Radon is a gas that can seep into homes through cracks in the foundation and other places. Once radon has found its way into your living space, it can accumulate to high levels without you even realizing it. The only way to eliminate the harmful gas is by getting rid of it with professional help. Radon mitigation specialists offer radon treatment in New Jersey to help you detect where radon may be entering your home and seal up any gaps to prevent it from coming in.
Radon is a radioactive gas that can cause lung cancer. It comes from the uranium in soil and rock and moves through the ground to enter homes. Radon gas is colorless, odorless, and tasteless, but it can cause you to develop lung cancer over time. The risk for developing lung cancer from radon exposure is greater when breathing radon for many years. You now probably know why it is essential to mitigate radon problems in your houses and prevent further entry. Luckily, there are several steps you can take to minimize the risk of having radon in your home. Firstly, you should have your home tested for radon, especially if there are smokers or people with compromised immune systems living there.

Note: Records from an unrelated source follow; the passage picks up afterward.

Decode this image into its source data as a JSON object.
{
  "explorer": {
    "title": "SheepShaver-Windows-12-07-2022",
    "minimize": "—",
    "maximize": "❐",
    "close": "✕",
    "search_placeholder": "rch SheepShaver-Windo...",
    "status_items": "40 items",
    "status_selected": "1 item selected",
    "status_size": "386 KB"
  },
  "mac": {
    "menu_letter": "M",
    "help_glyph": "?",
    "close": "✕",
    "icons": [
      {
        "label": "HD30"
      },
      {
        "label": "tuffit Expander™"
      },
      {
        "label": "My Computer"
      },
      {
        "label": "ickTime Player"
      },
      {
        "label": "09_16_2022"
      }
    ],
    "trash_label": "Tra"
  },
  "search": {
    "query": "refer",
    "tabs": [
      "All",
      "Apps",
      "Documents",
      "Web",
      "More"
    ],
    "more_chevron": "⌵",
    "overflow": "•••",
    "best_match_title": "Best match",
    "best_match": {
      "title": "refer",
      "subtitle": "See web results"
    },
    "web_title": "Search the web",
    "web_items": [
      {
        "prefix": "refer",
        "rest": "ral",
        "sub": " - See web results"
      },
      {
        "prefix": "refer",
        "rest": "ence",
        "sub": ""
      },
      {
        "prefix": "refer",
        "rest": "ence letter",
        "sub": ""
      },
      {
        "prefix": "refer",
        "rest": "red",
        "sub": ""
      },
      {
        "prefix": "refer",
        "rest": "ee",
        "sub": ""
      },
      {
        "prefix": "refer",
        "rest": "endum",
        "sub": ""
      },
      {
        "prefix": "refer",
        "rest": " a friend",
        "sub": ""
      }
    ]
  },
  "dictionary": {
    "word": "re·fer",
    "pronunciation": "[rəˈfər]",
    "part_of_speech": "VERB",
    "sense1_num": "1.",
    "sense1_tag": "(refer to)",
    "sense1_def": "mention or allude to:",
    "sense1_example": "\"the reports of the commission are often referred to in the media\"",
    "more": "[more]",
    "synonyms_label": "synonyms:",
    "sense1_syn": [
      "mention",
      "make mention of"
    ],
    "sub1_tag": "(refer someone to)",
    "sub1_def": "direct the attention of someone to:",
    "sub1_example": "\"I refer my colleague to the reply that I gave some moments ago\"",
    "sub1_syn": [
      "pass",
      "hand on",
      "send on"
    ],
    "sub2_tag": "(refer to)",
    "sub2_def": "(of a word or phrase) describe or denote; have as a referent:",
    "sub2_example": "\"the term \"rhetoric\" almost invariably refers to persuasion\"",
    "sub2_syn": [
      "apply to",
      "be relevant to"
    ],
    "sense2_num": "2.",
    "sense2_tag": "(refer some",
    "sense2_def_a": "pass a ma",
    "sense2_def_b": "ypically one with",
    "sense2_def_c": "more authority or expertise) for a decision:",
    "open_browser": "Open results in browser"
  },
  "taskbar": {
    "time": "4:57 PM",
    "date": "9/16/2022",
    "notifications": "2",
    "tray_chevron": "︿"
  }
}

In response to high radon levels in your home, mitigation professionals are trained in the latest techniques for identifying whether radon gas is present in your home. They’ll use a monitor to measure the level of radon in your environment, make recommendations, and create an action plan. Mitigation professionals also fix up common dangers when they come across them in the process.

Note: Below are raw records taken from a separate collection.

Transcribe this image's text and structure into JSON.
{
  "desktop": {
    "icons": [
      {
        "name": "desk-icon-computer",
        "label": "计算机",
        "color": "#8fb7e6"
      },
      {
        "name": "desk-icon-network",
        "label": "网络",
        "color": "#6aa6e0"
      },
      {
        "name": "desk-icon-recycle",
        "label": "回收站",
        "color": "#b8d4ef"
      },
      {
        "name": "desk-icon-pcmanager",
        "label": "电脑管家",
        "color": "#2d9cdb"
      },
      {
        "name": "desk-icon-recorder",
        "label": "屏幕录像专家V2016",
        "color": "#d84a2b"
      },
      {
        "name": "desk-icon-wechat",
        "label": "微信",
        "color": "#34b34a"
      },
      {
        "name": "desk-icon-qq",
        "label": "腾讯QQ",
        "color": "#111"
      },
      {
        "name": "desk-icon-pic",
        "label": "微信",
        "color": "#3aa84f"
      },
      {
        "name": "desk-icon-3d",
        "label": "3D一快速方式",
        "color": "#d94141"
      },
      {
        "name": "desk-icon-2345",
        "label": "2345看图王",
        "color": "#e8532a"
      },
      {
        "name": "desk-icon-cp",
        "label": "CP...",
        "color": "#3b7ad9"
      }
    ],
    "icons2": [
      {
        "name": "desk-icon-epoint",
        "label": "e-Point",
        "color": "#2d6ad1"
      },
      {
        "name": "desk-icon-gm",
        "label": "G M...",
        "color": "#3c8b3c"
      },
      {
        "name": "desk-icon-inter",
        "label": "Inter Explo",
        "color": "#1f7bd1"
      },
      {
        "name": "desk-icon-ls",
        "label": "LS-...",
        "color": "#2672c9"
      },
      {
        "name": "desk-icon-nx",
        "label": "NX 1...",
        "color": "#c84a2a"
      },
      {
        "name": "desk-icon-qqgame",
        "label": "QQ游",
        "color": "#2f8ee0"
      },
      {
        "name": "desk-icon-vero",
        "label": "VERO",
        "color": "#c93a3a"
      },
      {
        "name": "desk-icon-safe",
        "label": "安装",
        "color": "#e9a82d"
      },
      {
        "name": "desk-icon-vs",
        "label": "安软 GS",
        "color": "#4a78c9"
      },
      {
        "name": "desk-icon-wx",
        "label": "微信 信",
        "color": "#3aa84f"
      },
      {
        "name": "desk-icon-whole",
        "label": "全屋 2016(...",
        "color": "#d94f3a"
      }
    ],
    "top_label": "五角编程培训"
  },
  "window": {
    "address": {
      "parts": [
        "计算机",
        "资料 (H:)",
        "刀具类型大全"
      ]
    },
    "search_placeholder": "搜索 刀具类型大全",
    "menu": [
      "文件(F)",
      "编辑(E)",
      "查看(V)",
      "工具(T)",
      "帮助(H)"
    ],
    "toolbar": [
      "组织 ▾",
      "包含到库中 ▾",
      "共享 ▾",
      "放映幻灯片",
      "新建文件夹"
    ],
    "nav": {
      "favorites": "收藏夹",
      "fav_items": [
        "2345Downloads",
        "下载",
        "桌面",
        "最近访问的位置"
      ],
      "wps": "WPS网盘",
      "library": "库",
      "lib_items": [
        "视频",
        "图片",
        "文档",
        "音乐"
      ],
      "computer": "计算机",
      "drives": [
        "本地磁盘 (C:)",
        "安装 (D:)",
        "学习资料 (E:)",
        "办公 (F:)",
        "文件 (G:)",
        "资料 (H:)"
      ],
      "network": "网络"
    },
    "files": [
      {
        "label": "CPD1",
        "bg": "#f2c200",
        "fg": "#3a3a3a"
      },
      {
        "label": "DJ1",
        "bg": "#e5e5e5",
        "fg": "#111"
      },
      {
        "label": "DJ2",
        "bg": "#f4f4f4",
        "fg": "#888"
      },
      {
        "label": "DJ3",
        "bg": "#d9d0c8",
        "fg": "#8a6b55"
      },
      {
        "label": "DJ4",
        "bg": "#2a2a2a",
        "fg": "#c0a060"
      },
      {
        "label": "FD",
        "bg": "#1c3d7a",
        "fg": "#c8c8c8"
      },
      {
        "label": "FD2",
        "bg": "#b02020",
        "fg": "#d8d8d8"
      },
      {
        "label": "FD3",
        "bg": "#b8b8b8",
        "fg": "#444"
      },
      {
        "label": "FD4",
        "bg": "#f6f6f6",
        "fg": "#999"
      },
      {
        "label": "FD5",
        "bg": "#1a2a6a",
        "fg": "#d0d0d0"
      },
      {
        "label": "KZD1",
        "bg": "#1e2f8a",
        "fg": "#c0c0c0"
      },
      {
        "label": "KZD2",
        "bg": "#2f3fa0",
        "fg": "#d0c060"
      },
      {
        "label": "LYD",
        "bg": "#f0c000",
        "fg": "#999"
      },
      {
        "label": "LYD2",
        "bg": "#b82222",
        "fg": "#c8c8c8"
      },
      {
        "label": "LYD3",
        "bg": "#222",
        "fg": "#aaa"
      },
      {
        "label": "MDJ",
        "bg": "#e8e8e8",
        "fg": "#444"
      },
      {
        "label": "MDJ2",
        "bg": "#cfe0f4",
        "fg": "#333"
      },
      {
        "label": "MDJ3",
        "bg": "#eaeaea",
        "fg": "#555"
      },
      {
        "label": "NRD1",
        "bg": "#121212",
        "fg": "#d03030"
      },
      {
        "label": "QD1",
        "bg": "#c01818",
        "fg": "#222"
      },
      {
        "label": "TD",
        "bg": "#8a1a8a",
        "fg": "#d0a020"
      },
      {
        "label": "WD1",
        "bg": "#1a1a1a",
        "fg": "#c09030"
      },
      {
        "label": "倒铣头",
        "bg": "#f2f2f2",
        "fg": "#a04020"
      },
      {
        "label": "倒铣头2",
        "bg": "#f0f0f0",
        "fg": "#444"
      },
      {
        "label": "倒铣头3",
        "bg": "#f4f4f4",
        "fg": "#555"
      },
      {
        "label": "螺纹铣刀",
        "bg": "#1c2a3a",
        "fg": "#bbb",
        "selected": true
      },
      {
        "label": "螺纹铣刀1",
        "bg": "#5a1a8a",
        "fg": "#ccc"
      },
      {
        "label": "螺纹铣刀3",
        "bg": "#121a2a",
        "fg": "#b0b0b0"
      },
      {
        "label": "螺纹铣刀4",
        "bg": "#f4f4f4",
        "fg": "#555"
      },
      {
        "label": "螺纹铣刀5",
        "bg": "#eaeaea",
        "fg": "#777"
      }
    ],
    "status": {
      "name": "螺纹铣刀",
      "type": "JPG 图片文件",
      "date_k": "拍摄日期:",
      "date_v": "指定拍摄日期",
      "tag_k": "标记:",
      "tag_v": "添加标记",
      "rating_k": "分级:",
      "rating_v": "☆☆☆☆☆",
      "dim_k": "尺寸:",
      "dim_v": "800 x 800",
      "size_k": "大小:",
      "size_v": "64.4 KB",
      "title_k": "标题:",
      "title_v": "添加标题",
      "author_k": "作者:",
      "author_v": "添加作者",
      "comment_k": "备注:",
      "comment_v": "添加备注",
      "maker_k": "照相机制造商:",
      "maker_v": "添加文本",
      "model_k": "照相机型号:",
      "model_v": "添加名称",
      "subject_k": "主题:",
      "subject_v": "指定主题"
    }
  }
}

Radon mitigation is a process in which radon levels are reduced to safe levels in a building. The most common mitigation technique is sealing and venting. In this method, radon gas can be removed from your home or office by using a vent that is vented outside and installing a fan that keeps the air pressure in the house less than atmospheric. There are also other sophisticated methods for radon treatment, such as sub-slab-depressurization. Sub-slab depressurization has more moving parts but is less costly for big commercial buildings.